Por Gonzalo Sobrino Lázaro

En el umbral del tercer milenio la persona que no programa sus actos, se ha quedado rezagada en la incesante carrera de la civilización. Todo debe planearse con sumo cuidado como si se tratara de un itinerario de viaje turístico, previendo en lo posible los tropiezos y las circunstancias adversas.

Nada debe quedar a la improvisación, a la suerte, a lo que ocurra, a lo que salga o al ahí se va. Las cosas se deben hacer poniendo primero el corazón y después el razonamiento para que hablen bien de nuestra presencia; jamás debemos trabajar simplemente para salir del paso o para actuar solamente por cumplir.

La calidad, dentro de la cual se encuentra la calidez de lo que hacemos, es el mejor sello distintivo que nos dará prestigio y éxito. Es necesario evitar la mediocridad y luchar por destacar en el contexto social y laboral, para lo cual tenemos que llevar a cabo las actividades de nuestra responsabilidad con sumo cuidado y teniendo como base una previa programación.

Tengamos en cuenta que todo programa debe contener metas específicas y así es como debemos pensar y actuar en el contexto de nuestra vida masónica, social y familiar. Fijemos en la mente lo que queremos para bien de nosotros mismos y de nuestros seres queridos y dirijamos todo el esfuerzo posible en aras de la obtención de las metas que anhelamos. No nos quedemos con los brazos cruzados si algo no sale como lo planeamos; actuemos de inmediato para
enderezar el rumbo y propiciemos que el trabajo en equipo nos permita alcanzar la cúspide de nuestros deseos.
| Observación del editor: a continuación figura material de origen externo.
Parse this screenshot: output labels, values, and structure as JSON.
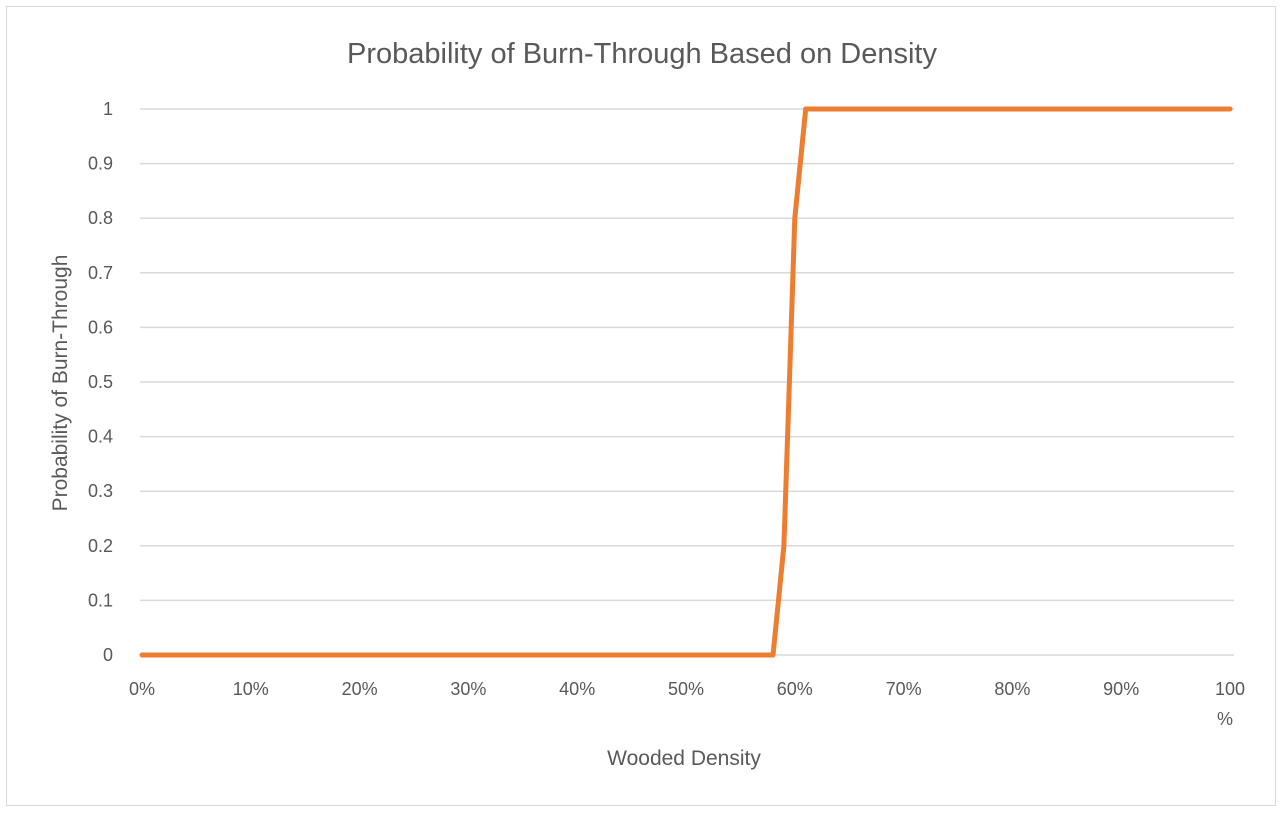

Es necesario que grabemos con nitidez en nuestra mente lo que deseamos obtener en la vida. Pero esas metas fijas en la conciencia no serán suficientes porque la vida lejos de ser justa y amable es dura e injusta con la mayoría de los
que luchamos a brazo partido para llegar hasta donde queremos.

Existe la probabilidad de que nos invada la idea del fracaso, el cual seguramente le llegará a los que se acobardan y se rinden antes de combatir. Pero estas ideas negativas jamás anidarán en la mente del masón porque tiene fe en sus
ideales, esperanza en realizarlos y amor a la humanidad.

¡Si el fracaso nos llega, que nos encuentre luchando sin desmayo! Porque así nuestra conciencia estará siempre plena de optimismo y preparada para luchar de nuevo, siempre y cada vez que nuestro entusiasmo nos impulse a actuar con ímpetu y dinamismo para conseguir el éxito.

Tracemos nuestros objetivos, nuestros planes y construyamos nuestro camino hoy mismo, con mucho cuidado, porque si no lo hacemos así, siempre iremos a la deriva. Evita que tu vida sea un barco a la deriva.